I don’t get the logic that Microsoft has to fight the ruling even if they know they are going to lose.
All they can do is struggle and cost the CMA money if losing is inevitable. The CMA isn’t a business, doesn’t have shareholders and the people who work at it don’t get paid based on cost savings. Frankly, I doubt the CMA gives a damn how expensive or time consuming Microsoft makes an appeal.
Government regulators have nothing but time and money, there’s no disincentive that Microsoft provides by appealing. So I don’t see why they’d bother unless they think they have a chance of winning.
Not sure whether Microsoft thinks they have a slam dunk chance on appeal, a snowballs chance in hell or somewhere in-between. From my perspective if they decided to appeal its because whatever chance they have of winning is worth it to them to spend the cash and time. Because Microsoft isn’t the government and do have to justify to shareholders why they are doing something.
I figure Microsoft will start the appeal process now and if the EU allows it to pass they’ll fight the CMA using whatever arguments worked for the EU. If the EU denies it they’ll reevaluate again and only continue if they see a credible path forward with the CMA and EU, which seems a lot less likely to me.
On the Brad Smith comments people are being hyperbolic and needlessly sensitive. Businesses, industry groups, regulators and governments criticize each other (and praise each other for that matter) all the time. Trying to pass of Smith’s comments as particularly unique and an example of Big Tech being out of control is just silly. No one was freaking out when Jim Ryan called the CMA irrational for dropping the console SLC, at least not the UK government and national publications like The Guardian. Why? Because it wasn’t even news, it was expected, a matter of common course. Why did Smith get such an immediate and aggressive reaction? Because he touched a nerve. In 2023 the UK is a shell of its former self with most of its international clout coming from an Empire that hasn’t existed in any practical sense for nearly 80 years. The UK almost regardless of political persuasion see themselves as a world power when realistically, outside of a preferential EU position they gave up, a nuclear arsenal and a UN seat they only secured with an empire that no longer exists they are a middle power at best. Smith said the quiet bit out loud and that upset people.

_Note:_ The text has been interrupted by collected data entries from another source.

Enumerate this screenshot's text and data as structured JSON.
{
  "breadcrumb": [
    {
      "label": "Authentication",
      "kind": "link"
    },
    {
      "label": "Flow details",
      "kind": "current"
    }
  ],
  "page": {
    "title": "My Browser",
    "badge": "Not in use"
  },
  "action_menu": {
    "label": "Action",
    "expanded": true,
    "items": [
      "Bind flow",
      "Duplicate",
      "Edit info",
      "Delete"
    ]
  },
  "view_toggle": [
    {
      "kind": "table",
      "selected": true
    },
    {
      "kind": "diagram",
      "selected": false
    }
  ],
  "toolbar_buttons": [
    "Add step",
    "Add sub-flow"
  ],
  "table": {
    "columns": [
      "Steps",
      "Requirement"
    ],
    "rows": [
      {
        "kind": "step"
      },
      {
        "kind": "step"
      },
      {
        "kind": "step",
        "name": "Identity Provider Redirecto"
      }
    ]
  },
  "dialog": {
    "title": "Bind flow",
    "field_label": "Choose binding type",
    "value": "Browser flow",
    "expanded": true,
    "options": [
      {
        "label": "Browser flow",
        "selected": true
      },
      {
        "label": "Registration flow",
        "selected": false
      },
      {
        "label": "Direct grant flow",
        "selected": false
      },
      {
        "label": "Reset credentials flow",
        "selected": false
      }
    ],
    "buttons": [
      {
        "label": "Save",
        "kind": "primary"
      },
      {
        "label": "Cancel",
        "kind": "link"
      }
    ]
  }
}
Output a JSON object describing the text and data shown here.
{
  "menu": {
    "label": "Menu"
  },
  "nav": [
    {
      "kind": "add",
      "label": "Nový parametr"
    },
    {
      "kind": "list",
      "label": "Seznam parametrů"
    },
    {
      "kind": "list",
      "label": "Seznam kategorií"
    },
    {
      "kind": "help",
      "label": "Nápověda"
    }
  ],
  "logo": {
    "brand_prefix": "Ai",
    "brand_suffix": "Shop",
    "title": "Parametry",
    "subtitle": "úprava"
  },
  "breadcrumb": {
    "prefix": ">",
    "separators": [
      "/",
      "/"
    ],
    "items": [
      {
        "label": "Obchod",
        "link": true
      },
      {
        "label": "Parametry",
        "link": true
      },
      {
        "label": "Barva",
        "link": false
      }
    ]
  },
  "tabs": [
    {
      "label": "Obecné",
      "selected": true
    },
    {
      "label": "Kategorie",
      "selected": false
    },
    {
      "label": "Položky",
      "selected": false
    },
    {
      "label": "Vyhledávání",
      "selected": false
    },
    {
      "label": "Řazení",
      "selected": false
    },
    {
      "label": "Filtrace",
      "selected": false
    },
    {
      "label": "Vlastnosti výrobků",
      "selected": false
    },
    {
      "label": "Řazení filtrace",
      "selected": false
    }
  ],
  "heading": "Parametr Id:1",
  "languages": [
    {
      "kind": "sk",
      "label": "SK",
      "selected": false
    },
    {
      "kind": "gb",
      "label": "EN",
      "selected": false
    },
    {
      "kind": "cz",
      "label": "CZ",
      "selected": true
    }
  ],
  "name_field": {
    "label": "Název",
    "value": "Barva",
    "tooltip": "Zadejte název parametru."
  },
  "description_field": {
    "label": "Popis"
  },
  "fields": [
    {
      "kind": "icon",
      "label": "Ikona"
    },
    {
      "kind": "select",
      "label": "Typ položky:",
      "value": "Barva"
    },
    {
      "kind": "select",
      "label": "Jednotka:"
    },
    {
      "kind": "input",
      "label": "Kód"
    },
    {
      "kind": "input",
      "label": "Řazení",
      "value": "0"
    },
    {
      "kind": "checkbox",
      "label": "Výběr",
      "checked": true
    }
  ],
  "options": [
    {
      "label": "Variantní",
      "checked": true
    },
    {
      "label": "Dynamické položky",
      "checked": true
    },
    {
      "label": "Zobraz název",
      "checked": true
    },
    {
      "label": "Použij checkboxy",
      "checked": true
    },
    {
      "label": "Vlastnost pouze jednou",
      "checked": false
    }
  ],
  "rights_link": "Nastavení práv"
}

I think people saying this acquisition is why or part of the reason Microsoft isn’t delivering the quantity or quality of games expected consistently are scapegoating. Microsoft basically shutdown Xbox first party. Disassembled most of it, overproduced and mismanaged what was left. They started reinvesting in 2018 but it takes big established studios time to release even sequels. Sony released God of War in 2018 and followed it up in 2022. 4 years for an established studio to make a simple sequel. Microsoft was never going to buy studios like Obsidian, let them finish supporting current projects, scale them up, produce a new AAA IP and score a direct hit in 4-5 years. Even where they acquired bigger studios they all had projects to finish and support and some of them, like Playground are trying to do a franchise revival in a new to them genre. If MGS releasing multiple well received AAA titles a year, consistently, year over year matters to you I doubt we’ll even see it until near the end of the current generation.